Liputan6.com, Tokyo - Pada 7 Januari 1989, Kaisar Hirohito meninggal dunia. Ia merupakan kaisar Jepang pada era Perang Dunia II. Ketika Jepang kalah, ia melepas status "setengah dewa" sebagai kaisar.
Kaisar Hirohito merupakan cucu dari Kaisar Meiji dan kakek dari Kaisar Akihito.
Baca Juga
Dilansir Britannica, Kaisar Hirohito pertama kali naik takha pada tahun 1926. Hirohito pun menjadi saksi hidup kebijakan kolonialisme Jepang, Perang Dunia II, hingga jatuhnya bom atom di Hiroshima-Nagasaki.
Advertisement
Meski demikian, tidak jelas seberapa terlibatnya Kaisar Hirohito terhadap aksi militer Jepang. Ada yang menyebut Hirohito sebetulnya ragu-ragu untuk melawan AS di Perang Dunia II, tetapi ia tak kuasa melawan kubu militer yang mengendalikan pemerintahan.
Ada juga yang berkata Hirohito secara aktif terlibat pada ide ekspansionis Jepang, seperti invasi Manchuria.
Salah satu hal unik tentang Hirohito adalah ia merupakan putra mahkota Jepang pertama yang pernah ke luar negeri, yakni ke Eropa pada 1921. Passion dari Hirohito adalah biologi kelautan dan ia menulis sejumlah buku pada topik tersebut.
Ketika kembali dari Eropa, ia dinamakan sebagai pangeran wali sebab ayahnya, Kaisar Taisho, pensiun karena masalah kejiwaan.
Begitu resmi naik takhta pada 1926, era kekaisaran Hirohito dinamakan Shouwa yang berarti "Perdamaian Cerah" atau "Harmoni Tercerahkan".
Status Setengah Dewa
Pada 1945, Amerika Serikat menjatuhkan dua bom atom di Hiroshima dan Nagasaki.
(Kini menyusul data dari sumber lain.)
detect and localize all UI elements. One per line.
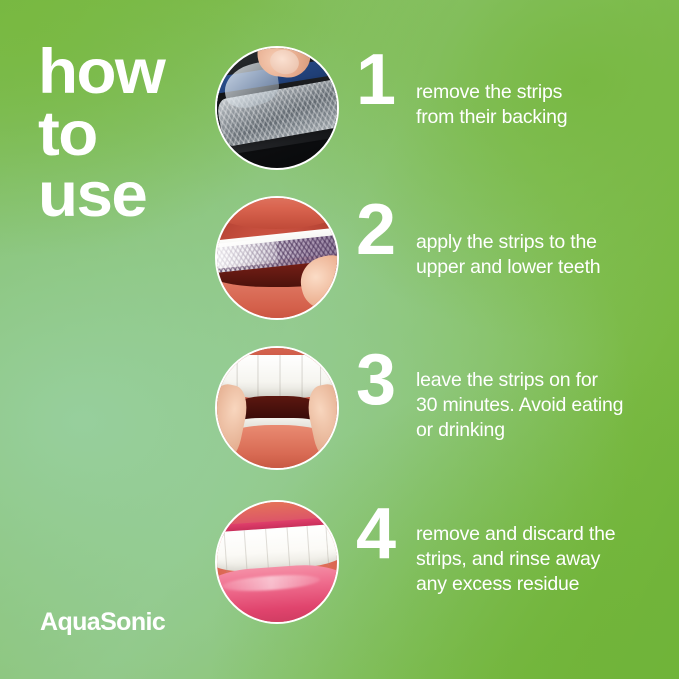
headline-line-3: use: [38, 165, 164, 227]
step-4-text: remove and discard the strips, and rinse…: [416, 522, 674, 597]
step-1-number: 1: [356, 44, 414, 116]
step-3-text-line-2: 30 minutes. Avoid eating: [416, 393, 674, 418]
step-4-text-line-1: remove and discard the: [416, 522, 674, 547]
step-3-text-line-3: or drinking: [416, 418, 674, 443]
step-3-text: leave the strips on for 30 minutes. Avoi…: [416, 368, 674, 443]
page-title: how to use: [38, 42, 159, 227]
step-1-text-line-1: remove the strips: [416, 80, 674, 105]
photo-strips-on-teeth-waiting: [217, 348, 337, 468]
photo-apply-strip-to-teeth: [217, 198, 337, 318]
step-3-number: 3: [356, 344, 414, 416]
step-2-text-line-1: apply the strips to the: [416, 230, 674, 255]
step-item-3: 3 leave the strips on for 30 minutes. Av…: [0, 346, 679, 496]
how-to-use-infographic: how to use 1 remove the strips from thei…: [0, 0, 679, 679]
brand-logo: AquaSonic: [40, 608, 165, 637]
step-1-photo-circle: [215, 46, 339, 170]
headline-line-1: how: [38, 42, 164, 104]
step-3-photo-circle: [215, 346, 339, 470]
step-4-photo-circle: [215, 500, 339, 624]
step-2-text: apply the strips to the upper and lower …: [416, 230, 674, 280]
step-2-text-line-2: upper and lower teeth: [416, 255, 674, 280]
step-4-text-line-3: any excess residue: [416, 572, 674, 597]
step-1-text-line-2: from their backing: [416, 105, 674, 130]
step-3-text-line-1: leave the strips on for: [416, 368, 674, 393]
step-2-photo-circle: [215, 196, 339, 320]
step-4-text-line-2: strips, and rinse away: [416, 547, 674, 572]
step-1-text: remove the strips from their backing: [416, 80, 674, 130]
step-4-number: 4: [356, 498, 414, 570]
photo-finished-white-smile: [217, 502, 337, 622]
headline-line-2: to: [38, 104, 164, 166]
photo-peel-strip-from-backing: [217, 48, 337, 168]
step-2-number: 2: [356, 194, 414, 266]
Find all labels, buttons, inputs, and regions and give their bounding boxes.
Pemimpin Jepang saat itu berdebat antara menyerah atau terus bertahan dari invasi.
Kaisar Hirohito turut angkat bicara dan mendukung perdamaian. Ia berbicara pada 15 Agustus 1945 untuk mengumumkan di radio bahwa Jepang menyerah sesuai syarat pasukan sekutu.
Salah satu keingingan Amerika Serikat adalah supaya kaisar melepas statusnya sebagai sosok "setegah dewa". Hal itu juga dituruti Hirohito dan ia mengumumkan hal tersebut pada 1946.
Kini, Kaisar Jepang hanya merupakan simbol negara dan persatuan dari rakyat Jepang.
Meski demikian, Kaisar Hirohito dulu tetap berusaha agar keluarga kekaisaran dekat dengan rakyat. Ia pun sering membuat kunjungan-kunjungan publik. Alhasil, kekaisaran tetap populer.
Kaisar Hirohito tutup usia di Tokyo pada Januari 1989 pada usia 87 tahun. Laporan The New York Times pada September 1988 menyebut Hirohito sempat muntah darah. Ia diketahui menderita sakit pankreas.